From A Refugee Camp To The Streets Of Barcelona, VR Takes Students Where Field Trips Can’t
It's not unusual for students at Cornell School District to be in two places at once.
The district, about 30 minutes west of Pittsburgh, uses virtual reality headsets to enhance student learning. The headsets allow students in the classroom to experience a simulated presence in a real-world or imaginary environment using visuals and audio.
Kris Hupp, the district's director of technology and instructional innovation, said the VR experiences are a cost-effective way to take students to places and situations that they might not normally access with a field trip, adding that they tend to be more immersive than a typical documentary.
"A really interesting one ... was a [simulation of] a refugee camp in Syria," said Hupp. "The students were able to follow a child, go through their daily life, go into their home and then as this child is narrating what their life is like, actually turn around and look at the different rooms [in the house]."

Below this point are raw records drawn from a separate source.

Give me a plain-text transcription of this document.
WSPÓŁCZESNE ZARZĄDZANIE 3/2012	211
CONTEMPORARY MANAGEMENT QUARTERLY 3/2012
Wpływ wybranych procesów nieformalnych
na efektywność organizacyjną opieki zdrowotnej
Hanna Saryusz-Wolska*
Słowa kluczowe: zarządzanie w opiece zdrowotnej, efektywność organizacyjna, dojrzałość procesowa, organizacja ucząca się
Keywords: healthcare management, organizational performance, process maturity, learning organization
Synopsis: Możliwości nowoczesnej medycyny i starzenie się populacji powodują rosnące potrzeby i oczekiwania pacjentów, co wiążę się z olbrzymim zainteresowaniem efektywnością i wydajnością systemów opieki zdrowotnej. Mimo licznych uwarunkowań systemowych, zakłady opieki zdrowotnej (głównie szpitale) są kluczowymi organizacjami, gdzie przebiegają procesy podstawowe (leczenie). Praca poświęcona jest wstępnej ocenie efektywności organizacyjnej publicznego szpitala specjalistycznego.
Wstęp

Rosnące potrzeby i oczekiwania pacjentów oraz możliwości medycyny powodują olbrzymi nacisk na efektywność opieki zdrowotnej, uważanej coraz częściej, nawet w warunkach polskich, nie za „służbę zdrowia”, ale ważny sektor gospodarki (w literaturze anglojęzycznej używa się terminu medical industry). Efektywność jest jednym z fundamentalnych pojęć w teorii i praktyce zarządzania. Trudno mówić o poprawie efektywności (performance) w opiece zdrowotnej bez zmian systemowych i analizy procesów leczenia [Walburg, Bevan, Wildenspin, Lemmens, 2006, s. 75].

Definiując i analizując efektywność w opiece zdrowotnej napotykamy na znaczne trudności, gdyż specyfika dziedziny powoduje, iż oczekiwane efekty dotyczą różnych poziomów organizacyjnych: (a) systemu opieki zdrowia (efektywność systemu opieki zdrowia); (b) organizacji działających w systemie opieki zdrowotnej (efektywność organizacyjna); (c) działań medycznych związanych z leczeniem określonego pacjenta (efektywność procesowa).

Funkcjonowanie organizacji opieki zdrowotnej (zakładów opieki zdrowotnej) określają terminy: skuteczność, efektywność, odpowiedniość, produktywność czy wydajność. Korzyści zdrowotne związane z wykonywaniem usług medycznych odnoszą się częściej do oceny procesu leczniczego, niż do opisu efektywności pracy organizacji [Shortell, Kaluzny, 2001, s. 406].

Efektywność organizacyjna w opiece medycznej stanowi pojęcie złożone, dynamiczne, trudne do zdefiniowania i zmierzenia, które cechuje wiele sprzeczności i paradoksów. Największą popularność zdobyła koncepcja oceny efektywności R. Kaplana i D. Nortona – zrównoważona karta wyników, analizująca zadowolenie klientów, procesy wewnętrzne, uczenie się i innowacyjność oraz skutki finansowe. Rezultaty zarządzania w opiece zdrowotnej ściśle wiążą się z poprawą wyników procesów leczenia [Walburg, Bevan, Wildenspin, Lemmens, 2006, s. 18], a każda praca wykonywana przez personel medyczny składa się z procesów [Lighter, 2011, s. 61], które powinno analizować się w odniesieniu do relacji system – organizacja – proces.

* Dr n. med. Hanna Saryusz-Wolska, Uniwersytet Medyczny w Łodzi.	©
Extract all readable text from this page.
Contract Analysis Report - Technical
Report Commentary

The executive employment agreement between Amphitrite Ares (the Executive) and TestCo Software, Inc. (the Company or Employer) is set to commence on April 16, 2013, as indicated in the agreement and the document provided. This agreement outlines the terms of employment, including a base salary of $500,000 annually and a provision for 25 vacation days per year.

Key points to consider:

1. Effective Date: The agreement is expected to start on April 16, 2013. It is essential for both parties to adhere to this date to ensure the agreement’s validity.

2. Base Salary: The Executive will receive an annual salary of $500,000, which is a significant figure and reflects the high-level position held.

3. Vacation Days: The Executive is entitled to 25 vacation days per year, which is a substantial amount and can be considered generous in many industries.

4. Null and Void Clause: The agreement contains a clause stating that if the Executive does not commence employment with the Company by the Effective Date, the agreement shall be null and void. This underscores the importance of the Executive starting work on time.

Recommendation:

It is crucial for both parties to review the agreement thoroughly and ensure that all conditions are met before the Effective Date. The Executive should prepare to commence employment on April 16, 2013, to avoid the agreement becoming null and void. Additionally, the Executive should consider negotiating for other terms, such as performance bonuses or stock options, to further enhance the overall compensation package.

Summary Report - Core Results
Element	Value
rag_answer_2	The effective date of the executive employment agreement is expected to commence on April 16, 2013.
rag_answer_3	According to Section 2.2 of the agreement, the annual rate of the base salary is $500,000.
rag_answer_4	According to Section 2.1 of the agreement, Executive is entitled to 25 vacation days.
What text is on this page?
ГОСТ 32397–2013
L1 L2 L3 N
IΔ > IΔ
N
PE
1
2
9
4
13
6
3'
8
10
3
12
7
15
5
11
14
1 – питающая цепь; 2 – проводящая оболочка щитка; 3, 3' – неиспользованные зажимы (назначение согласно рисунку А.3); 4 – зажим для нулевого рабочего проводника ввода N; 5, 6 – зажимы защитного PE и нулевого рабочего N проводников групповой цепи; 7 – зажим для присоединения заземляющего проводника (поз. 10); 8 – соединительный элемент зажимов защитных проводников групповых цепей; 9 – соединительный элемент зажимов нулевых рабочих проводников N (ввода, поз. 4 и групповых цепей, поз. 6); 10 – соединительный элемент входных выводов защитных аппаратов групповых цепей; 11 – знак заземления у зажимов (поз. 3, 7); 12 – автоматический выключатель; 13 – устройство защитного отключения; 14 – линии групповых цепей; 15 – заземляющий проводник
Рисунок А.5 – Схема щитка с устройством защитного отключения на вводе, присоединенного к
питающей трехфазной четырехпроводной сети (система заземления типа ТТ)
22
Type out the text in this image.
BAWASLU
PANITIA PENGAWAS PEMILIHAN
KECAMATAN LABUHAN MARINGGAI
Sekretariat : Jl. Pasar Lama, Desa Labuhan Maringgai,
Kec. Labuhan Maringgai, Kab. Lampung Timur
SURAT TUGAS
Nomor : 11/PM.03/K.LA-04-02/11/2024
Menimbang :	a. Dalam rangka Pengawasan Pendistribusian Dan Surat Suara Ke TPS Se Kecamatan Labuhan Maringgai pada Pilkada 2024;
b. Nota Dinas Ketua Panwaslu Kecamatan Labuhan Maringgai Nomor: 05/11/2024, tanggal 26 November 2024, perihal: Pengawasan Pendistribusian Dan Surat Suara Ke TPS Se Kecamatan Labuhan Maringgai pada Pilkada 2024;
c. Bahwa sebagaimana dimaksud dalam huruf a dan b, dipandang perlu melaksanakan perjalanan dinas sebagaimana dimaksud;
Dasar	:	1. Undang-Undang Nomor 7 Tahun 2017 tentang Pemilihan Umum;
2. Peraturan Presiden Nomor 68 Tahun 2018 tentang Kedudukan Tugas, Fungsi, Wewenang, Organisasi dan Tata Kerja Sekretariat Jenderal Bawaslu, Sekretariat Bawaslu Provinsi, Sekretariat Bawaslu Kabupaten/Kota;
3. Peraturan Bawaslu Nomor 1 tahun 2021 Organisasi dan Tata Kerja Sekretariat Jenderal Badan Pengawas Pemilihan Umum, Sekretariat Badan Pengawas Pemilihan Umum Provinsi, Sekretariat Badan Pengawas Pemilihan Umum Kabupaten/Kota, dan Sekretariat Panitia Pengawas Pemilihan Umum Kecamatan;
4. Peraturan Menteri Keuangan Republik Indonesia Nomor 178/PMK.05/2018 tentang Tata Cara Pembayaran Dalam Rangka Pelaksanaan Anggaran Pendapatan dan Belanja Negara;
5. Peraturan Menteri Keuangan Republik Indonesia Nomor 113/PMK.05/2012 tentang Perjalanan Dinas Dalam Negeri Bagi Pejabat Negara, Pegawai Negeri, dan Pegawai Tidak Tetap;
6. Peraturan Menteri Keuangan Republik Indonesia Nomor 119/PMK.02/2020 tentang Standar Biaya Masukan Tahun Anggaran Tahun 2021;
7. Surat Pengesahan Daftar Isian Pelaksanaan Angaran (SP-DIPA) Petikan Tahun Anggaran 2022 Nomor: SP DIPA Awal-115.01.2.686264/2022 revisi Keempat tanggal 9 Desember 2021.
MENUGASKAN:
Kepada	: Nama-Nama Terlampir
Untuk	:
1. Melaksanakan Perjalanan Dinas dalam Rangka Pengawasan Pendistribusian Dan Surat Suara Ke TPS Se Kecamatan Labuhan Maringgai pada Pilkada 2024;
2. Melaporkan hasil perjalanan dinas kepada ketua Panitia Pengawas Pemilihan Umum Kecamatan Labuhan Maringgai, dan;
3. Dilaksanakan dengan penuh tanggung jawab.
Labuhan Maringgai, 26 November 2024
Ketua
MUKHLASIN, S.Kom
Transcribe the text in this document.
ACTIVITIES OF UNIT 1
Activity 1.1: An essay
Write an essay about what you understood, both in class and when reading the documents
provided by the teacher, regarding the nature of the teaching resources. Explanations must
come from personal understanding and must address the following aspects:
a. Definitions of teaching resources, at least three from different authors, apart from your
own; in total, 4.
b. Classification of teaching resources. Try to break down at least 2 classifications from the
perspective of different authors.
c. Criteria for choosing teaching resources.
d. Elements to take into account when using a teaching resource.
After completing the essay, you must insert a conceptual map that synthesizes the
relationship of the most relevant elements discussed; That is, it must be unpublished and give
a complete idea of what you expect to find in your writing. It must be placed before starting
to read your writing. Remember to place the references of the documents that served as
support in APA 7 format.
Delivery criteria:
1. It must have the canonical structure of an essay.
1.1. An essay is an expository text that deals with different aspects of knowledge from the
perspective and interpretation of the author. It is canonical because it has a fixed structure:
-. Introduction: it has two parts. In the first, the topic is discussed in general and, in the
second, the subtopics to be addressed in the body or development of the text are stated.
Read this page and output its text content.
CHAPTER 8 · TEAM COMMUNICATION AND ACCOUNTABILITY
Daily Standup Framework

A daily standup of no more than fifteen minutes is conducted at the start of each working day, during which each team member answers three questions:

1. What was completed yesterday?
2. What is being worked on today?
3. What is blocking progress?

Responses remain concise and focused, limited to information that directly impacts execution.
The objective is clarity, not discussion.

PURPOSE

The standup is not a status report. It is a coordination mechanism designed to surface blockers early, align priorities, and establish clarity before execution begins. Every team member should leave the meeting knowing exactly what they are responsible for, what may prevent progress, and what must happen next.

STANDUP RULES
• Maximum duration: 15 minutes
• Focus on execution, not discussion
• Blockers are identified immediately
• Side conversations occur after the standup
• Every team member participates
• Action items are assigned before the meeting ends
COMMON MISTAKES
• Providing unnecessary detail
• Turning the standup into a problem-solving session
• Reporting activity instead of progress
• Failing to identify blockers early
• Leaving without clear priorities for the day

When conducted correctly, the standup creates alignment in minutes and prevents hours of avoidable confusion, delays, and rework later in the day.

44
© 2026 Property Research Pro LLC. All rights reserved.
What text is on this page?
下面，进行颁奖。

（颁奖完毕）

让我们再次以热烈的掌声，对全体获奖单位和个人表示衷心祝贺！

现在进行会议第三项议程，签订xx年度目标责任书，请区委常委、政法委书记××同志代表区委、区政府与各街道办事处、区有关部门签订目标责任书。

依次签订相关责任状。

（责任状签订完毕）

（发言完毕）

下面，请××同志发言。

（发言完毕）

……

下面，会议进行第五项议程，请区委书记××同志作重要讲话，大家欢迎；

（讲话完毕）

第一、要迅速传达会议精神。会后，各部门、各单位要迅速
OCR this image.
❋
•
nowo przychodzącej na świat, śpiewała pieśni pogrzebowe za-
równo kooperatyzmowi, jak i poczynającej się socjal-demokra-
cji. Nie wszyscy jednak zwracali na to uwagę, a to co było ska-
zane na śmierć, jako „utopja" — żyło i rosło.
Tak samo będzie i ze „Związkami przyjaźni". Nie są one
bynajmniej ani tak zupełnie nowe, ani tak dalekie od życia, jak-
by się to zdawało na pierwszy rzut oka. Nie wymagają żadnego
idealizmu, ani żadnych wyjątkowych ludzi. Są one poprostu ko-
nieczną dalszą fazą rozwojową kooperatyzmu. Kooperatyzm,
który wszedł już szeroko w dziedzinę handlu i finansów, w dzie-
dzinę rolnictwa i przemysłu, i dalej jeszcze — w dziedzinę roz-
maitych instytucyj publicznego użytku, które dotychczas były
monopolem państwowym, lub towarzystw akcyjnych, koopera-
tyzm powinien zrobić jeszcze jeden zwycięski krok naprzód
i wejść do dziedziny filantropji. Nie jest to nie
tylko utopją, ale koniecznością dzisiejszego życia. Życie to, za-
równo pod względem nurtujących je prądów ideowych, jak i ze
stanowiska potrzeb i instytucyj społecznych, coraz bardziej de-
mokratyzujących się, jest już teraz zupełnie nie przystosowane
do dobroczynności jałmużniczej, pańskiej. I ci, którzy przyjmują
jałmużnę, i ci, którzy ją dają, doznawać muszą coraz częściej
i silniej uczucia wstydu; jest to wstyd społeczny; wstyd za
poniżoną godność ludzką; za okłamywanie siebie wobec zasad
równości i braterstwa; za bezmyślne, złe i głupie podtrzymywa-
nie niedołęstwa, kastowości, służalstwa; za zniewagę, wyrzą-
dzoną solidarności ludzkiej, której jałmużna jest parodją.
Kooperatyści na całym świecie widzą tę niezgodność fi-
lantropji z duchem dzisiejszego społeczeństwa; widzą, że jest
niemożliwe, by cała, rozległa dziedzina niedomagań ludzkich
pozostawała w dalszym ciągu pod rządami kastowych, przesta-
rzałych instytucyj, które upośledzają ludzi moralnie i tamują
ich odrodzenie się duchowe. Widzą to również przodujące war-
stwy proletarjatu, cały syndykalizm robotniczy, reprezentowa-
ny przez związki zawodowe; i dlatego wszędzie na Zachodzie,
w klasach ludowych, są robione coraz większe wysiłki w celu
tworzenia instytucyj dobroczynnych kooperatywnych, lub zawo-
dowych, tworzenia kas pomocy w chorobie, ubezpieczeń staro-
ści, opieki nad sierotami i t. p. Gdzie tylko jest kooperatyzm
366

Another example is Project Voyage, a computer-generated VR environment created by students at Carnegie Mellon University's Entertainment Technology Center, where students can learn about western Pennsylvania's ecosystem while interacting through each other using animated avatars, similar to video game characters.
"They're seeing the woods, the streams, the rivers, the different types of plants and animals that we have in this region," said Hupp.
Hupp said that students in grades 7 through 12 in the district have access to three kinds of headsets, two made by Google and one by the toy manufacturer Mattel, which are used in tandem with smartphone apps. He said the technology is mostly used in social studies, foreign language and science classes.
The district originally started its VR program through a STEAM grant from the Allegheny Intermediate Unit.